Net als de zustermodellen bij Volkswagen, Skoda en Seat kan deze nieuwe Q4 worden voorzien van een batterij van 52 of 77 kWh (nettocapaciteit), met een elektromotor op de achteras van 170 pk (35 E-Tron) of 204 pk (40 E-Tron). Naar aloude Quattro-traditie zijn er ook twee varianten met vierwielaandrijving: een met 265 pk (45 E-Tron Quattro) en een met 299 pk (50 E-Tron Quattro).
Op zeker spelen
De designers van Ingolstadt hebben een gespierd maar vertrouwd ogend koetswerk rond dat nieuwe platform gedrapeerd. Je ziet een groot zeshoekig radiatorrooster vooraan – dat gesloten is omdat het niets meer moet koelen – fijne ledlichten (die standaard zijn), uitgesproken heupen en een ledstrook achteraan die intussen gemeengoed is geworden bij moderne auto’s. De lichten krijgen afhankelijk van de rijmodus een andere visuele signatuur. Goed om je lokale agent te laten weten dat je hem in de Sport-modus voorbijsjeest...

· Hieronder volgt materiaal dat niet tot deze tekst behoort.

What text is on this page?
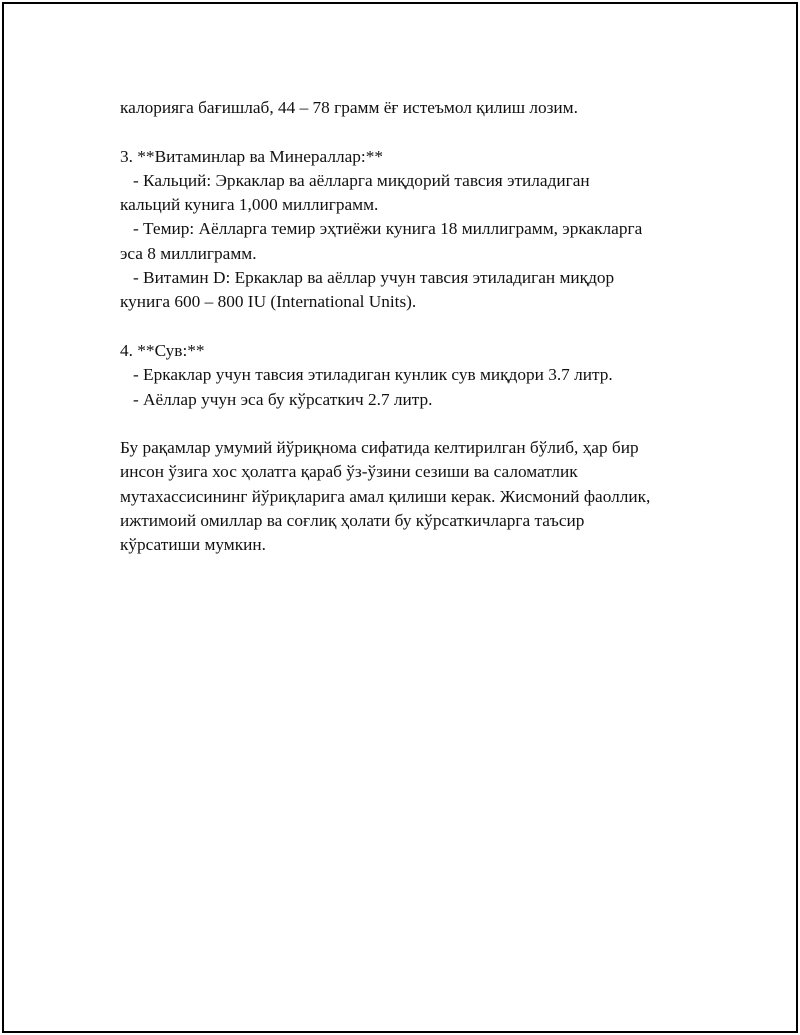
калорияга бағишлаб, 44 – 78 грамм ёғ истеъмол қилиш лозим.
3. **Витаминлар ва Минераллар:**
- Кальций: Эркаклар ва аёлларга миқдорий тавсия этиладиган
кальций кунига 1,000 миллиграмм.
- Темир: Аёлларга темир эҳтиёжи кунига 18 миллиграмм, эркакларга
эса 8 миллиграмм.
- Витамин D: Еркаклар ва аёллар учун тавсия этиладиган миқдор
кунига 600 – 800 IU (International Units).
4. **Сув:**
- Еркаклар учун тавсия этиладиган кунлик сув миқдори 3.7 литр.
- Аёллар учун эса бу кўрсаткич 2.7 литр.
Бу рақамлар умумий йўриқнома сифатида келтирилган бўлиб, ҳар бир
инсон ўзига хос ҳолатга қараб ўз-ўзини сезиши ва саломатлик
мутахассисининг йўриқларига амал қилиши керак. Жисмоний фаоллик,
ижтимоий омиллар ва соғлиқ ҳолати бу кўрсаткичларга таъсир
кўрсатиши мумкин.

Binnenin heeft Audi de 2,7 meter lange wielbasis van het elektrische platform gebruikt om de Q4 E-Tron een royale interieurruimte te geven. Op vlak van design hebben de Duitsers wel op zeker gespeeld: je krijgt dezelfde Virtual Cockpit en touchscreen voor het infotainmentsysteem dan de andere modellen van het gamma. Niets te gek dus.

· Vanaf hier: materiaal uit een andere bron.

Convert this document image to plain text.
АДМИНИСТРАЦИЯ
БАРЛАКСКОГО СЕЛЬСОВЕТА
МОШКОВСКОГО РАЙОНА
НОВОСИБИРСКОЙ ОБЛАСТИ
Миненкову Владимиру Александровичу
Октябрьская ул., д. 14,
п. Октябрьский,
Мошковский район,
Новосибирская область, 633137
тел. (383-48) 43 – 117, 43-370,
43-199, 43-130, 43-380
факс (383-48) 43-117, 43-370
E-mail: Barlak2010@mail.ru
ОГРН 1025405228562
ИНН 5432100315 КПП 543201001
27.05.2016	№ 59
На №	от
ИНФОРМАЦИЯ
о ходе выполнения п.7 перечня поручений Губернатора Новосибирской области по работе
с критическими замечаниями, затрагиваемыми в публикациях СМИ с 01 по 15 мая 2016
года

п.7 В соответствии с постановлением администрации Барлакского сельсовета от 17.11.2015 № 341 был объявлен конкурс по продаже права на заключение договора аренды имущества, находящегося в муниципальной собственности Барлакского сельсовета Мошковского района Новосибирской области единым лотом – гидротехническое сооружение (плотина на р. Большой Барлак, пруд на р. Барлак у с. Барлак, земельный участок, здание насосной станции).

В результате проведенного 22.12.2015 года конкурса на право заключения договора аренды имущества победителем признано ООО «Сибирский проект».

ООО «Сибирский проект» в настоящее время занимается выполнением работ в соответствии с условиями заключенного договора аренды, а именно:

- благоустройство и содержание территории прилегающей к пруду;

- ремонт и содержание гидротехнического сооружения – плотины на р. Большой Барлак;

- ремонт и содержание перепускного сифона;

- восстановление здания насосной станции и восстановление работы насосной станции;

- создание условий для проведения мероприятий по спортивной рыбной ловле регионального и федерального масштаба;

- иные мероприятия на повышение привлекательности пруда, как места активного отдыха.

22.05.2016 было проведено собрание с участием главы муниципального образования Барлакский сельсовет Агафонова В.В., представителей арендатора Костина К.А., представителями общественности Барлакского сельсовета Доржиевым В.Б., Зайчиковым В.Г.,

Wat wel opvalt, is het aantal opbergvakken. In de portieren, voor de knoppen van de ruitbediening, in de middenconsole, onder de keuzehendel voor de versnellingsbak, enzovoort. Drankblikjes, telefoon en zonnebril vinden zeker dus een plekje. Nog over de opbergruimte gesproken: de koffer laat 520 liter aan laadruimte toe (23 liter minder dan de ID.4 en 65 liter minder dan de Enyaq iV) achteraan, maar heeft geen opbergvak vooraan. De kabels berg je dus op onder de koffervloer. Handig... behalve wanneer de koffer volgeladen is.
Volgens verwachting
Met een gedeeld platform is het voor een auto vaak moeilijk om zich van zijn verwanten te onderscheiden. Dat geldt nog meer voor een elektrische auto, en is ook het geval voor deze Q4 E-Tron. Hij heeft dezelfde respons en souplesse als bij Volkswagen en Skoda. Het comfort wordt aangevuld door een goed uitgewerkte geluiddemping en soepele ophanging, op voorwaarde dat je de adaptieve ophanging in de optielijst aankruist.
Toch kan Audi zich op één punt wel onderscheiden van de andere modellen: het verbruik. Tijdens onze testweek geraakten we moeilijk onder 20 kWh/100 km. Een smet op het blazoen van deze Duitse SUV, want zijn familieleden doen makkelijk beter. Ligt het aan de 21-duimsvelgen van de S-Line-uitvoering van onze testwagen? Hoe dan ook, met zo’n dorst is het rijbereik van 521 kilometer dat Audi opgeeft moeilijk te halen. Reken eerder op 350 tot 380 kilometer.
Altijd hetzelfde liedje
Op het eerste gezicht is de Q4 een elektrische SUV die qua prijs stevig in zijn schoenen staat. De instapversie, de 35 E-Tron, kost 41.990 euro; de versie die wij testten, de 40 E-Tron, betaal je 48.500 euro. Het verschil met Volkswagen en Skoda dat je voor de vier ringen en de (veronderstelde) premiumafwerking betaalt, bedraagt dus maar 1.200 en 1.600 euro.
Kraai echter niet te vroeg victorie, want je moet natuurlijk nog langs de optielijst. Altijd hetzelfde liedje bij Audi. Op de twee uitvoeringen (Advanced en S-Line) is nog vanalles bij te bestellen. Een voorbeeld? Onze testwagen kostte in totaal 72.980 euro, maar had nog geen achteruitrijcamera of functie om zonder sleutel de auto te openen.
Conclusie
De afmetingen van een Q3, de prijs van een Q5 en de interieurruimte van een Q7: de Audi Q4 E-Tron kan duidelijk schermen met heel wat kwaliteiten. Hij speelt ook met gemak zijn elektrische ‘premium’-kaart en heeft dan nog eens een interessant rijbereik. Daarnaast moet Audi wel rekenen op zijn merkimago om op te boksen tegen interne concurrenten, die (heel) nauw verwant zijn op vlak van prijs, maar beter zijn uitgerust.